- Title card
- Directed by: T. N. Balu
- Screenplay by: T. N. Balu
- Story by: Gulzar
- Produced by: H. R. Mehra
- Starring: Kamal Haasan; Sujatha;
- Cinematography: N. K. Viswanathan
- Edited by: R. Bhaskaran
- Music by: Shankar–Ganesh
- Production company: Raasleela Pictures
- Release date: 14 January 1977;
- Country: India
- Language: Tamil

= Uyarnthavargal =

Uyarnthavargal is a 1977 Indian Tamil-language film directed by T. N. Balu, starring Kamal Haasan and Sujatha. The film deals with a deaf-mute couple and their struggle in society. It is a remake of the 1972 Hindi film Koshish, which itself was inspired by the 1961 Japanese film Happiness of Us Alone.

== Plot ==

Aarumugam and Aarthi are deaf-mute.
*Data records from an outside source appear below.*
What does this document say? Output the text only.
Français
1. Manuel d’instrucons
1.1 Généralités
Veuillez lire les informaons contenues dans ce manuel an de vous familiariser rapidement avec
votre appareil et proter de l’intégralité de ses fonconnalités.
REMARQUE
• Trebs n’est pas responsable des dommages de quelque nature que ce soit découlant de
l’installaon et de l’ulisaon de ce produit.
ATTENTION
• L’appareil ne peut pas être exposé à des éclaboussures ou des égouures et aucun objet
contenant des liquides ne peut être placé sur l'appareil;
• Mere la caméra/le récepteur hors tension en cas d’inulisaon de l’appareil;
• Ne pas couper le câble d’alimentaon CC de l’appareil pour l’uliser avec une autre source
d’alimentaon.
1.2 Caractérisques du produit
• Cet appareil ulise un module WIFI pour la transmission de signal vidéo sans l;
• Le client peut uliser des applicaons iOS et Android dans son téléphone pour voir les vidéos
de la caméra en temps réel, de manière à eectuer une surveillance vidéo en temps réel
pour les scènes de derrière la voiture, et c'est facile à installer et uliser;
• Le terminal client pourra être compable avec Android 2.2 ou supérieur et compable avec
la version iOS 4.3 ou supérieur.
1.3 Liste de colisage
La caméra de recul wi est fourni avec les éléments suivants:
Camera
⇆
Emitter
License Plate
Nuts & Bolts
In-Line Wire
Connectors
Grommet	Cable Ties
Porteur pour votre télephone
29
They meet and fall in love and later get married. They get blessed with a child, but the child accidentally dies due to a petty thief which devastates the couple. Aarumugam and Aarthi's life comes back to normal after their second child is born. They take all care in bringing him up to be well educated. Ironically, their employer's daughter is also deaf-mute. They want to get their son married to the employer's daughter, but the son opposes the matrimonial alliance.

== Cast ==
- Kamal Haasan as Aarumugam
- Sujatha as Aarthi
- Thengai Srinivasan
- Srikanth as the thief
- Pandari Bai
- Master Sridhar
- Typist Gopu
- Loose Mohan

- Guest actors
- Sanjeev Kumar
- Prem Nazir
- N.T. Rama Rao
- Rajkumar
- Jaishankar as Sankar
- Manorama
- M. Balamuralikrishna
- Suruli Rajan
- S. A. Ashokan

== Production ==
Uyarnthavargal was produced under production banner Raasleela Pictures. The film was launched at AVM Recording Studios. The final length of the film was 3982.51 metres.

== Soundtrack ==
The music was composed by Shankar–Ganesh and lyrics were written by Kannadasan.

| Song | Singers |
|---|---|
| "Iraivan Irandu Bommaigal" | K. J. Yesudas, Vani Jairam |
| "Raman neeye" | M. Balamuralikrishna |
| "Uyarthavargal" | S. P. Balasubrahmanyam |

== Release and reception ==
Uyarnthavargal was released on 14 January 1977. Kanthan of Kalki appreciated the film for not having fight sequences or duet songs picturised on the lead characters, considering their deaf-muteness.